Okay, once you’ve absorbed all this, the story gets much more complicated. Tempests leader Jezebel (Kerine Elkins) apparently killed Sarah, the lone redhead of the SuperStarlets. Brunette Superstarlets leader Naomi (Gina Velour) wants revenge, but not as much as the lost stag film of her stripper grandmother. She and her blonde companion Rachel (Helen Heaven) are searching for it in every abandoned movie-house they can find. Now Phayrays leader Ultramame (Rita D’Albert) and Satanas leader Verona (Michelle Carr) just want to crush their enemies any way they can. Then, following a musical number or two, it all gets much more complex. Or muddled, one of those two.
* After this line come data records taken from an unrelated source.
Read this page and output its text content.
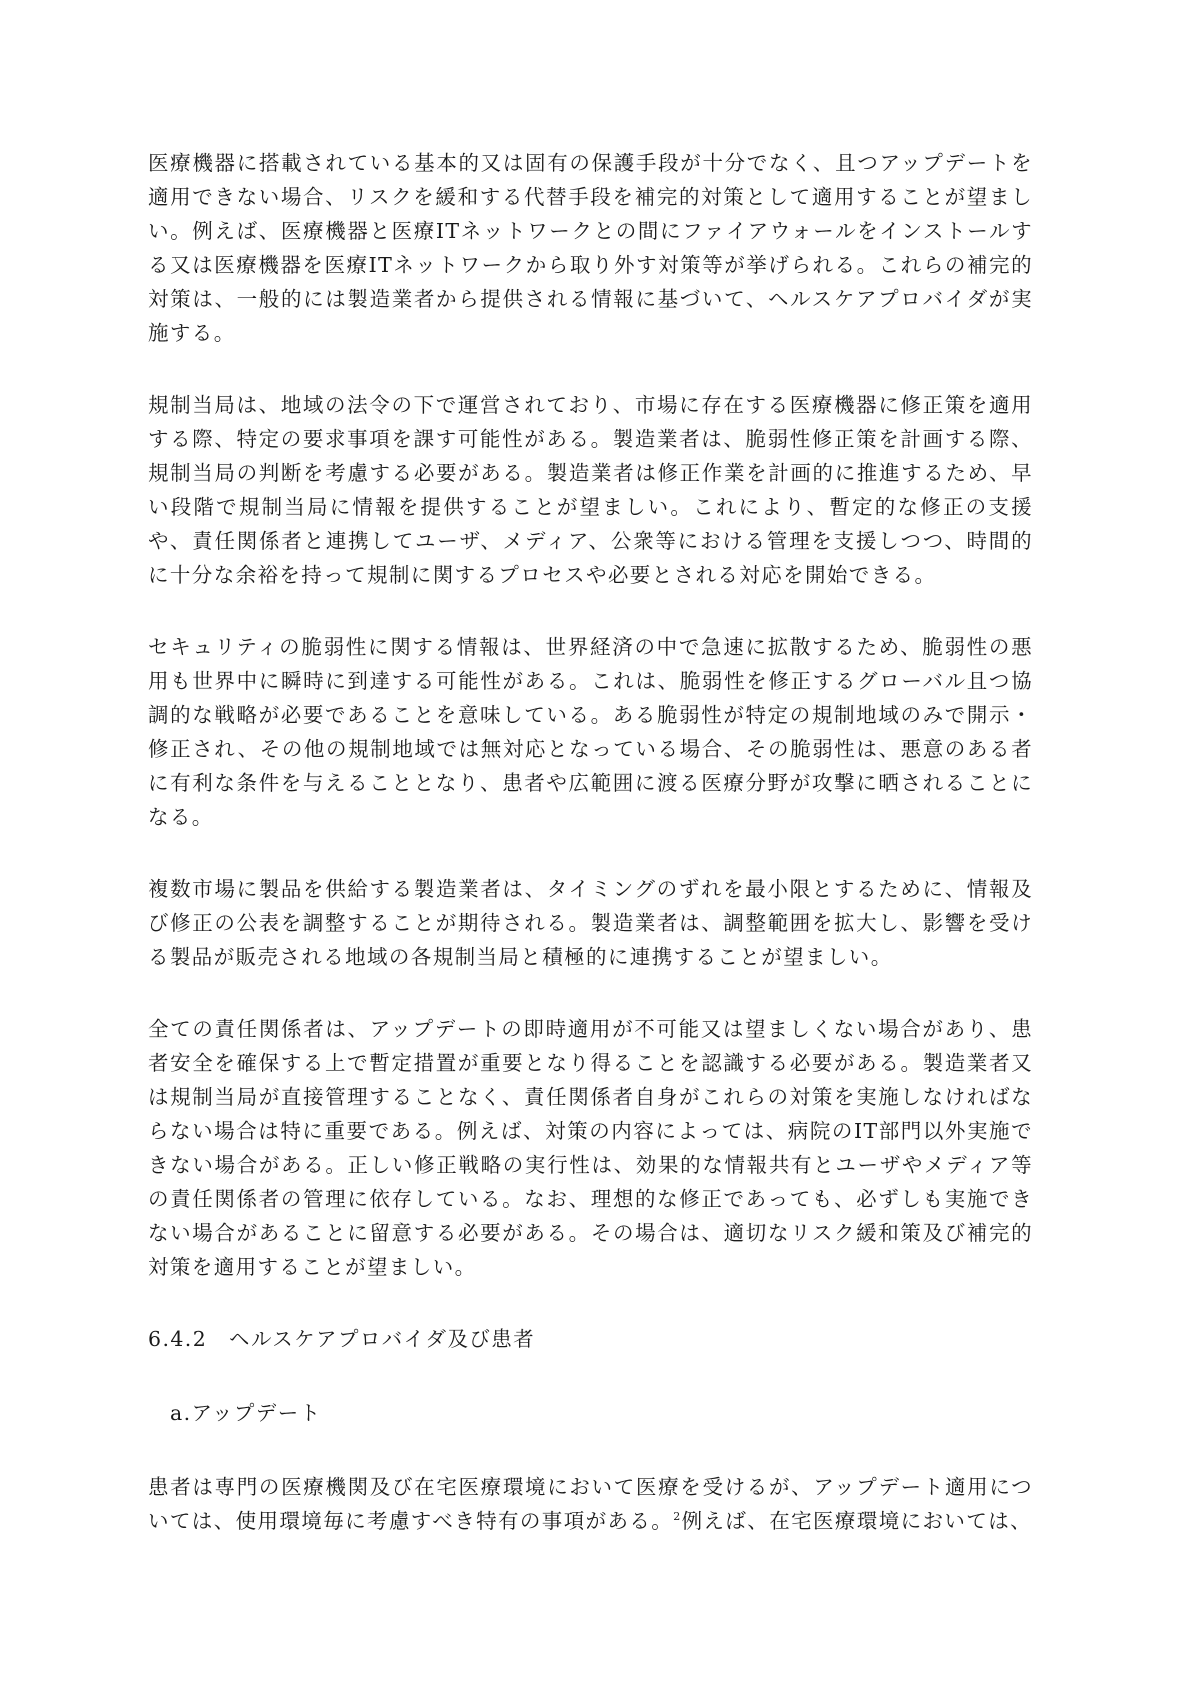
医療機器に搭載されている基本的又は固有の保護手段が十分でなく、且つアップデートを適用できない場合、リスクを緩和する代替手段を補完的対策として適用することが望ましい。例えば、医療機器と医療ITネットワークとの間にファイアウォールをインストールする又は医療機器を医療ITネットワークから取り外す対策等が挙げられる。これらの補完的対策は、一般的には製造業者から提供される情報に基づいて、ヘルスケアプロバイダが実施する。

規制当局は、地域の法令の下で運営されており、市場に存在する医療機器に修正策を適用する際、特定の要求事項を課す可能性がある。製造業者は、脆弱性修正策を計画する際、規制当局の判断を考慮する必要がある。製造業者は修正作業を計画的に推進するため、早い段階で規制当局に情報を提供することが望ましい。これにより、暫定的な修正の支援や、責任関係者と連携してユーザ、メディア、公衆等における管理を支援しつつ、時間的に十分な余裕を持って規制に関するプロセスや必要とされる対応を開始できる。

セキュリティの脆弱性に関する情報は、世界経済の中で急速に拡散するため、脆弱性の悪用も世界中に瞬時に到達する可能性がある。これは、脆弱性を修正するグローバル且つ協調的な戦略が必要であることを意味している。ある脆弱性が特定の規制地域のみで開示・修正され、その他の規制地域では無対応となっている場合、その脆弱性は、悪意のある者に有利な条件を与えることとなり、患者や広範囲に渡る医療分野が攻撃に晒されることになる。

複数市場に製品を供給する製造業者は、タイミングのずれを最小限とするために、情報及び修正の公表を調整することが期待される。製造業者は、調整範囲を拡大し、影響を受ける製品が販売される地域の各規制当局と積極的に連携することが望ましい。

全ての責任関係者は、アップデートの即時適用が不可能又は望ましくない場合があり、患者安全を確保する上で暫定措置が重要となり得ることを認識する必要がある。製造業者又は規制当局が直接管理することなく、責任関係者自身がこれらの対策を実施しなければならない場合は特に重要である。例えば、対策の内容によっては、病院のIT部門以外実施できない場合がある。正しい修正戦略の実行性は、効果的な情報共有とユーザやメディア等の責任関係者の管理に依存している。なお、理想的な修正であっても、必ずしも実施できない場合があることに留意する必要がある。その場合は、適切なリスク緩和策及び補完的対策を適用することが望ましい。

6.4.2　ヘルスケアプロバイダ及び患者
a.アップデート

患者は専門の医療機関及び在宅医療環境において医療を受けるが、アップデート適用については、使用環境毎に考慮すべき特有の事項がある。$^2$例えば、在宅医療環境においては、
Yeah, this all sounds like a good time, but wait. Writer/director John Michæl McCarthy should be commended for at least pulling together such a fine-looking cast that was up for all this nuttiness. Unfortunately, he couldn’t hold up his end. I usually try to avoid bagging on beginning, no-budget filmmakers. They usually make stupid mistakes just because they haven’t yet figured out what they’re doing. However, McCarthy has a few films under his belt and should have known better. Dude, don’t just show up with a camera, STORYBOARD for Christ’s sakes. John Waters doesn’t just turn up and shoot from anywhere. Learn how to better edit for pace, while you’re at it. Next time just do a bunch of drugs (and you can’t tell me, based on this film, that you don’t do drugs) and keep watching all of Russ Meyer’s films over and over again until they sink in. A second opinion on the script couldn’t hurt either.
There’s nothing more maddening than watching a movie where only one key element seems to be missing. McCarthy got the chicks, the clothes, and the attitude. Too bad he forgot the competence.